Русь против Тохтамыша. Сожженная Москва - стр. 24
Сказанное Мамаем ободрило его военачальников, которые разошлись с военного совета заметно повеселевшими. Помимо всего прочего Мамай открыл своим приближенным свое намерение идти в Крым и там собирать новое войско. Крым издавна считался улусным владением Мамая, где у него хранились награбленные в походах сокровища, а тамошние беки и беи ходили в Мамаевой воле.
Перед выступлением Мамай решил совершить молебен, чтобы в пути все было благополучно. Первым делом сам Мамай, а также его приближенные и нукеры совершили омовение, как того требовал обычай мусульман. Расстелив на примятой холодной траве молитвенный коврик-жайнамаз, Мамай встал на колени, предварительно сняв сапоги. Позади Мамая длинными рядами расположились его воины, слуги и свита. Все стояли на коленях в смиренной позе, сложив руки на груди.
Седобородый мулла в белой чалме и в сером длинном халате торжественно-монотонным голосом начал громко читать двадцать вторую суру Корана, именуемую «Дорога». Стихи на арабском языке звучали печально в устах муллы, словно скорбная песнь. Мамай внимал мулле с благоговением на лице. В глубине души Мамаю хотелось верить, что Аллах не оставит его своими милостями. Ведь Бог мусульман всегда на стороне обиженных и гонимых.
Неожиданно раздался топот копыт, и перед скопищем молящихся людей возник одинокий всадник. Прерывать молебен считалось большим грехом, поэтому наездник, остановив коня, в растерянности не знал, что предпринять. По его скуластому узкоглазому лицу было видно, что он привез недобрую весть, которую обязан поскорее сообщить Мамаю. Вместе с тем гонец не осмеливался перебить муллу, читающего по памяти суру из Корана. Ведь гнев Аллаха может пасть не только на него, но и на всех молящихся здесь в этот полуденный час.

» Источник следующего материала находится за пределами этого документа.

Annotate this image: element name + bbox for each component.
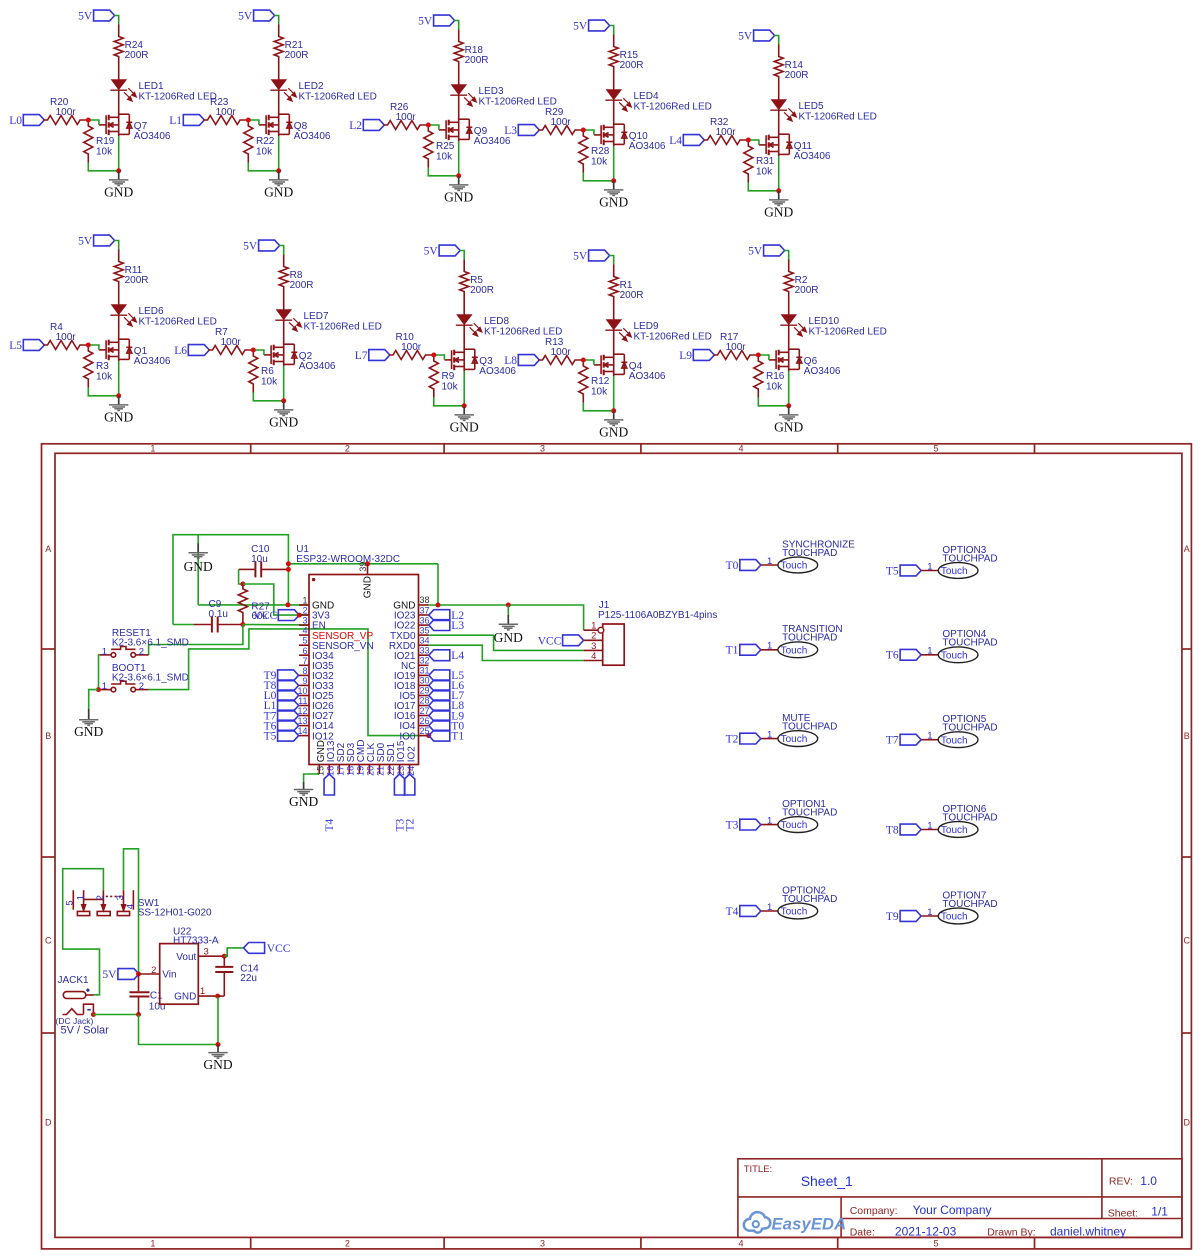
svg-text:35: 35 (420, 625, 430, 635)
svg-text:1.0: 1.0 (1140, 1174, 1157, 1188)
svg-text:5V: 5V (418, 16, 433, 28)
svg-text:AO3406: AO3406 (629, 371, 666, 382)
ground GND (269, 401, 298, 430)
pin 17 SD2 of U1 (336, 742, 347, 775)
pin 2 of J1 (584, 631, 603, 642)
wire gate node (248, 120, 259, 125)
svg-text:GND: GND (494, 630, 523, 645)
svg-text:5V: 5V (78, 236, 93, 248)
wire 5V flag to R2 (785, 251, 789, 261)
svg-text:Vout: Vout (176, 952, 196, 963)
svg-text:200R: 200R (795, 285, 819, 296)
wire Vout to VCC flag (224, 948, 243, 956)
svg-text:1: 1 (200, 986, 205, 997)
regulator U22 HT7333-A body (160, 944, 199, 1005)
resistor R26 100r (383, 121, 426, 130)
svg-text:3: 3 (540, 1239, 545, 1249)
wire LED cathode to Q7 drain (118, 90, 120, 114)
svg-text:1: 1 (927, 731, 932, 742)
transistor Q10 AO3406 (594, 123, 627, 146)
svg-text:5V: 5V (243, 241, 258, 253)
pin 24 IO2 of U1 (406, 746, 417, 776)
svg-text:AO3406: AO3406 (479, 366, 516, 377)
svg-text:SS-12H01-G020: SS-12H01-G020 (138, 907, 212, 918)
net flag L0 at U1 (264, 690, 299, 702)
svg-text:GND: GND (289, 794, 318, 809)
svg-text:T2: T2 (404, 818, 416, 831)
ground GND (104, 171, 133, 200)
wire gate node (583, 130, 594, 135)
svg-text:TOUCHPAD: TOUCHPAD (782, 633, 837, 644)
net flag VCC at J1 pin 2 (538, 635, 584, 648)
wire RESET1 pin 1 to BOOT1 pin 1 (98, 655, 101, 690)
ground GND (power) (203, 1045, 232, 1073)
label R28 10k (591, 146, 610, 168)
resistor R1 200R (609, 265, 618, 320)
svg-text:Touch: Touch (781, 645, 808, 656)
junction gate node (581, 358, 586, 363)
svg-text:22: 22 (386, 766, 396, 776)
pin 7 IO35 of U1 (299, 656, 334, 672)
label R5 200R (470, 275, 494, 296)
ground GND (599, 411, 628, 440)
svg-text:TOUCHPAD: TOUCHPAD (942, 899, 997, 910)
net flag L9 (679, 350, 714, 363)
svg-text:LED9: LED9 (634, 321, 659, 332)
net flag 5V (L1 driver) (238, 10, 274, 23)
svg-text:R16: R16 (766, 371, 785, 382)
wire gate node (88, 120, 99, 125)
svg-text:LED10: LED10 (809, 316, 840, 327)
pin 27 IO16 of U1 (394, 706, 430, 722)
svg-text:REV:: REV: (1109, 1176, 1133, 1188)
junction gate node (246, 118, 251, 123)
wire RXD0 U1 pin 34 to J1 pin 4 (429, 645, 584, 660)
transistor Q3 AO3406 (445, 348, 478, 371)
svg-text:KT-1206Red LED: KT-1206Red LED (139, 92, 217, 103)
pushbutton BOOT1 K2-3.6x6.1_SMD (99, 681, 148, 692)
label JACK1 (DC Jack) 5V / Solar (56, 975, 110, 1037)
label R21 200R (285, 40, 309, 61)
pin 6 IO34 of U1 (299, 646, 334, 662)
label R7 100r (215, 327, 241, 348)
svg-text:10k: 10k (766, 382, 783, 393)
svg-text:AO3406: AO3406 (294, 131, 331, 142)
svg-text:4: 4 (591, 651, 596, 662)
svg-text:1: 1 (927, 561, 932, 572)
svg-text:1: 1 (75, 895, 86, 900)
svg-text:0.1u: 0.1u (209, 609, 228, 620)
wire GND to U1 pin 1 (198, 604, 309, 606)
label Q3 AO3406 (479, 356, 516, 377)
wire LED cathode to Q11 drain (778, 110, 780, 134)
label C9 0.1u (209, 599, 228, 620)
pin 28 IO17 of U1 (394, 696, 430, 712)
pin 1 GND of U1 (299, 596, 334, 612)
resistor R5 200R (460, 260, 469, 315)
ground GND (599, 181, 628, 210)
svg-text:1: 1 (767, 641, 772, 652)
svg-text:L2: L2 (349, 120, 362, 132)
svg-text:2: 2 (139, 646, 144, 657)
svg-text:10k: 10k (96, 372, 113, 383)
wire Q10 source to ground node (613, 146, 615, 181)
wire R28 to source node (583, 172, 613, 180)
net flag L3 (504, 125, 539, 138)
svg-text:R12: R12 (591, 376, 610, 387)
label C1 10u (149, 990, 166, 1012)
wire R31 to source node (748, 182, 778, 190)
wire EN node to U1 pin 3 (243, 624, 309, 626)
wire JACK1 - to GND rail (93, 1014, 138, 1016)
resistor R20 100r (43, 116, 86, 125)
net flag L1 at U1 (264, 700, 299, 712)
wire U1 pin 38 to J1 pin 1 (429, 605, 584, 630)
svg-text:1/1: 1/1 (1151, 1204, 1168, 1218)
label R10 100r (396, 332, 422, 353)
label LED7 KT-1206Red LED (304, 311, 382, 333)
svg-text:L6: L6 (174, 345, 187, 357)
wire gate node (428, 125, 439, 130)
wire TXD0 U1 pin 35 to J1 pin 3 (429, 635, 584, 650)
net flag L6 (174, 345, 209, 358)
ground GND (buttons) (74, 709, 103, 739)
svg-text:19: 19 (356, 766, 366, 776)
label Q2 AO3406 (299, 351, 336, 372)
ground GND (top-left) (184, 543, 213, 574)
pin 36 IO22 of U1 (394, 615, 430, 631)
label R6 10k (261, 366, 278, 388)
svg-text:R19: R19 (96, 136, 115, 147)
svg-text:HT7333-A: HT7333-A (173, 935, 219, 946)
label R8 200R (290, 270, 314, 291)
wire 5V flag to R1 (610, 256, 614, 266)
svg-text:Sheet_1: Sheet_1 (801, 1173, 853, 1189)
svg-text:TOUCHPAD: TOUCHPAD (942, 812, 997, 823)
net flag L3 at U1 (429, 620, 465, 632)
svg-text:TOUCHPAD: TOUCHPAD (782, 722, 837, 733)
touchpad T9 OPTION7 (886, 890, 998, 923)
svg-text:T9: T9 (886, 911, 899, 923)
svg-text:1: 1 (102, 646, 107, 657)
transistor Q11 AO3406 (759, 133, 792, 156)
svg-text:18: 18 (346, 766, 356, 776)
pin 29 IO5 of U1 (399, 686, 429, 702)
svg-text:Vin: Vin (162, 970, 176, 981)
svg-text:LED5: LED5 (799, 101, 824, 112)
frame column numbers (150, 444, 938, 1249)
svg-text:200R: 200R (125, 275, 149, 286)
svg-text:12: 12 (297, 706, 307, 716)
pin 33 IO21 of U1 (394, 645, 430, 661)
svg-text:T3: T3 (726, 819, 739, 831)
touchpad T2 MUTE (726, 713, 838, 746)
label Q8 AO3406 (294, 121, 331, 142)
wire GND top run to pin 39 (288, 563, 438, 565)
junction GND rail (216, 1042, 221, 1047)
label LED5 KT-1206Red LED (799, 101, 877, 123)
label R29 100r (545, 107, 571, 128)
svg-text:TOUCHPAD: TOUCHPAD (942, 553, 997, 564)
svg-text:GND: GND (264, 184, 293, 199)
svg-text:4: 4 (738, 444, 743, 454)
svg-text:200R: 200R (620, 290, 644, 301)
svg-text:200R: 200R (125, 50, 149, 61)
svg-text:10k: 10k (591, 387, 608, 398)
svg-text:LED1: LED1 (139, 81, 164, 92)
svg-text:7: 7 (302, 656, 307, 666)
pin 26 IO4 of U1 (399, 716, 429, 732)
svg-text:Touch: Touch (941, 912, 968, 923)
junction GND top at rect (286, 561, 291, 566)
svg-text:LED7: LED7 (304, 311, 329, 322)
junction gate node (86, 118, 91, 123)
svg-text:10: 10 (297, 686, 307, 696)
label Q4 AO3406 (629, 361, 666, 382)
svg-text:R3: R3 (96, 361, 109, 372)
label Q1 AO3406 (134, 346, 171, 367)
net flag L8 (504, 355, 539, 368)
wire LED cathode to Q4 drain (613, 330, 615, 354)
pin 21 SD0 of U1 (376, 742, 387, 775)
net flag T9 at U1 (264, 670, 299, 682)
svg-text:TITLE:: TITLE: (744, 1164, 773, 1175)
svg-text:KT-1206Red LED: KT-1206Red LED (799, 112, 877, 123)
wire gate node (434, 355, 445, 360)
svg-text:37: 37 (420, 605, 430, 615)
svg-text:AO3406: AO3406 (804, 366, 841, 377)
svg-text:L7: L7 (355, 350, 368, 362)
ground GND (444, 176, 473, 205)
junction at U1 pin 39 (365, 561, 370, 566)
resistor R21 200R (274, 25, 283, 80)
label R1 200R (620, 280, 644, 301)
svg-text:Your Company: Your Company (913, 1203, 992, 1217)
wire Q4 source to ground node (613, 376, 615, 411)
junction gate node (426, 123, 431, 128)
label R2 200R (795, 275, 819, 296)
wire gate node (253, 350, 264, 355)
svg-text:200R: 200R (285, 50, 309, 61)
svg-text:LED3: LED3 (479, 86, 504, 97)
net flag L2 (349, 120, 384, 133)
svg-text:R9: R9 (442, 371, 455, 382)
touchpad T5 OPTION3 (886, 545, 998, 578)
svg-text:13: 13 (297, 716, 307, 726)
svg-text:AO3406: AO3406 (474, 136, 511, 147)
pushbutton RESET1 K2-3.6x6.1_SMD (99, 647, 148, 658)
wire GND net rectangle (173, 535, 288, 625)
pin 12 IO27 of U1 (297, 706, 334, 722)
svg-text:Sheet:: Sheet: (1108, 1207, 1138, 1219)
pin 20 CLK of U1 (366, 743, 377, 776)
resistor R11 200R (114, 250, 123, 305)
label Q9 AO3406 (474, 126, 511, 147)
svg-text:R22: R22 (256, 136, 275, 147)
junction GND symbol tap (506, 603, 511, 608)
resistor R24 200R (114, 25, 123, 80)
svg-text:K2-3.6×6.1_SMD: K2-3.6×6.1_SMD (112, 672, 189, 683)
svg-text:6: 6 (302, 646, 307, 656)
resistor R14 200R (774, 45, 783, 100)
svg-text:5V: 5V (102, 969, 117, 981)
svg-text:Touch: Touch (941, 825, 968, 836)
svg-text:5V: 5V (424, 246, 439, 258)
LED LED3 (450, 85, 476, 106)
junction ground node (116, 393, 121, 398)
label U22 HT7333-A (173, 926, 219, 946)
svg-text:A: A (45, 544, 51, 554)
pin 11 IO26 of U1 (298, 696, 334, 712)
title block (738, 1159, 1182, 1238)
svg-text:200R: 200R (465, 55, 489, 66)
ground GND (104, 396, 133, 425)
wire Q2 source to ground node (283, 366, 285, 401)
svg-text:1: 1 (302, 596, 307, 606)
wire LED cathode to Q1 drain (118, 315, 120, 339)
svg-text:2021-12-03: 2021-12-03 (895, 1225, 957, 1239)
resistor R29 100r (538, 126, 581, 135)
sheet border frame (42, 444, 1192, 1249)
wire LED cathode to Q6 drain (788, 325, 790, 349)
net flag 5V (L6 driver) (243, 240, 279, 253)
junction ground node (611, 408, 616, 413)
svg-text:R31: R31 (756, 156, 775, 167)
touchpad T6 OPTION4 (886, 629, 998, 662)
EasyEDA logo (744, 1212, 846, 1234)
svg-text:39: 39 (358, 562, 368, 572)
wire gate node (748, 140, 759, 145)
svg-text:100r: 100r (401, 342, 422, 353)
svg-text:100r: 100r (551, 117, 572, 128)
junction GND rect / pin1 wire (285, 602, 290, 607)
svg-text:3: 3 (302, 616, 307, 626)
svg-text:JACK1: JACK1 (58, 975, 90, 986)
svg-text:2: 2 (345, 444, 350, 454)
svg-text:VCC: VCC (254, 610, 278, 622)
svg-text:D: D (45, 1117, 52, 1127)
svg-text:10k: 10k (436, 152, 453, 163)
svg-text:100r: 100r (221, 337, 242, 348)
resistor R8 200R (279, 255, 288, 310)
svg-text:100r: 100r (216, 107, 237, 118)
net flag L7 (355, 350, 390, 363)
transistor Q1 AO3406 (99, 338, 132, 361)
label J1 P125-1106A0BZYB1-4pins (598, 600, 717, 621)
pin 4 SENSOR_VP of U1 (299, 626, 373, 642)
resistor R16 10k (754, 357, 763, 397)
svg-text:100r: 100r (726, 342, 747, 353)
svg-text:10k: 10k (256, 147, 273, 158)
svg-text:LED8: LED8 (484, 316, 509, 327)
resistor R4 100r (43, 341, 86, 350)
svg-text:31: 31 (420, 666, 430, 676)
wire LED cathode to Q3 drain (463, 325, 465, 349)
svg-text:L0: L0 (9, 115, 22, 127)
svg-text:GND: GND (184, 559, 213, 574)
svg-text:5V / Solar: 5V / Solar (61, 1025, 110, 1037)
net flag L8 at U1 (429, 700, 465, 712)
wire U22 GND to rail (217, 996, 219, 1044)
LED LED2 (270, 80, 296, 101)
touchpad T8 OPTION6 (886, 804, 998, 837)
transistor Q9 AO3406 (439, 118, 472, 141)
svg-text:Touch: Touch (941, 735, 968, 746)
svg-text:Touch: Touch (781, 820, 808, 831)
pin 35 TXD0 of U1 (390, 625, 430, 641)
LED LED10 (780, 315, 806, 336)
junction C1 bottom (136, 1012, 141, 1017)
pin 23 IO15 of U1 (396, 740, 407, 776)
svg-text:1: 1 (150, 1239, 155, 1249)
label Q10 AO3406 (629, 131, 666, 152)
svg-text:5V: 5V (573, 21, 588, 33)
svg-text:TOUCHPAD: TOUCHPAD (782, 894, 837, 905)
svg-text:20: 20 (366, 766, 376, 776)
wire GND branch to symbol (197, 535, 199, 605)
svg-text:TOUCHPAD: TOUCHPAD (782, 548, 837, 559)
svg-text:A: A (1184, 544, 1190, 554)
wire R19 to source node (88, 162, 118, 170)
wire LED cathode to Q2 drain (283, 320, 285, 344)
svg-text:200R: 200R (290, 280, 314, 291)
svg-text:AO3406: AO3406 (629, 141, 666, 152)
wire R12 to source node (583, 402, 613, 410)
LED LED8 (456, 315, 482, 336)
svg-text:C: C (1183, 936, 1190, 946)
label C14 22u (240, 963, 259, 984)
svg-text:daniel.whitney: daniel.whitney (1050, 1225, 1126, 1239)
junction 5V node (136, 972, 141, 977)
touchpad T3 OPTION1 (726, 799, 838, 832)
svg-text:AO3406: AO3406 (134, 356, 171, 367)
svg-text:17: 17 (336, 766, 346, 776)
svg-text:GND: GND (174, 992, 196, 1003)
wire 5V flag to R11 (115, 241, 119, 251)
svg-text:2: 2 (345, 1239, 350, 1249)
junction U22 GND pin (215, 994, 220, 999)
pin 1 GND of U22 (174, 986, 218, 1003)
svg-text:R6: R6 (261, 366, 274, 377)
net flag L4 at U1 (429, 650, 465, 662)
svg-text:T4: T4 (726, 906, 739, 918)
svg-text:R28: R28 (591, 146, 610, 157)
pin 16 IO13 of U1 (325, 740, 336, 776)
net flag L0 (9, 115, 44, 128)
ground GND (774, 406, 803, 435)
svg-text:5V: 5V (573, 251, 588, 263)
wire GND down to pin 38 run (437, 564, 439, 605)
svg-text:25: 25 (420, 726, 430, 736)
label C10 10u (251, 544, 270, 565)
resistor R17 100r (713, 351, 756, 360)
label R12 10k (591, 376, 610, 398)
net flag VCC at U1 pin 2 (254, 610, 300, 623)
svg-text:TOUCHPAD: TOUCHPAD (942, 638, 997, 649)
svg-text:1: 1 (927, 907, 932, 918)
label LED4 KT-1206Red LED (634, 91, 712, 113)
resistor R9 10k (429, 357, 438, 397)
label Q11 AO3406 (794, 141, 831, 162)
svg-text:Touch: Touch (781, 561, 808, 572)
label Q6 AO3406 (804, 356, 841, 377)
label LED6 KT-1206Red LED (139, 306, 217, 328)
svg-text:GND: GND (362, 576, 373, 598)
pin 32 NC of U1 (401, 656, 429, 672)
junction C10 right lead (286, 567, 291, 572)
wire R22 to source node (248, 162, 278, 170)
resistor R28 10k (579, 132, 588, 172)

Объятый тревогой Мамай поднялся с колен и властным жестом подозвал к себе гонца. Тот проворно спешился и, переваливаясь на кривых ногах, подбежал к Мамаю. Хриплым торопливым голосом воин поведал Мамаю, что он прискакал сюда из дальнего дозора.
– Приближается войско Тохтамыша, мой хан, – молвил батыр, стоя перед Мамаем с прижатой к груди ладонью. – Кокайцы надвигаются в немалом числе, все конные.
Отпустив гонца, Мамай велел трубачу дать сигнал тревоги, а сам стал поспешно надевать сапоги.
Мулла был вынужден прервать молитву, видя, что все вокруг хватают оружие и спешат к своим лошадям.
– Так не годится, повелитель! – сердито обратился к Мамаю седобородый старец в белой чалме. – Прерванная на полуслове молитва может обернуться для тебя гневом Всевышнего! Остерегись!..
– Поздно остерегаться, старик! – бросил мулле Мамай. – Гнев Аллаха уже настиг меня, не зря же на нас вышла конница Тохтамыша. Скорее садись на мула и скачи отсюда, отец мой. Боюсь, никакие молитвы не спасут тебя от стрел и сабель кокайцев.
Сердце Мамая сжалось, когда он увидел несметную вражескую конницу, растекавшуюся по равнине. Грозный гул мчащейся конной лавины расплескал тишину, был подхвачен порывами ветра. Бросив в битву свое небольшое войско, Мамай взобрался на вершину кургана, дабы с господствующей высоты проследить за действиями своих военачальников. Подле Мамая находились три сотни его нукеров. С этим отборным отрядом Мамай собирался нанести решающий удар по вражеским боевым порядкам в том месте, где полководцы Тохтамыша начнут брать верх над его конниками.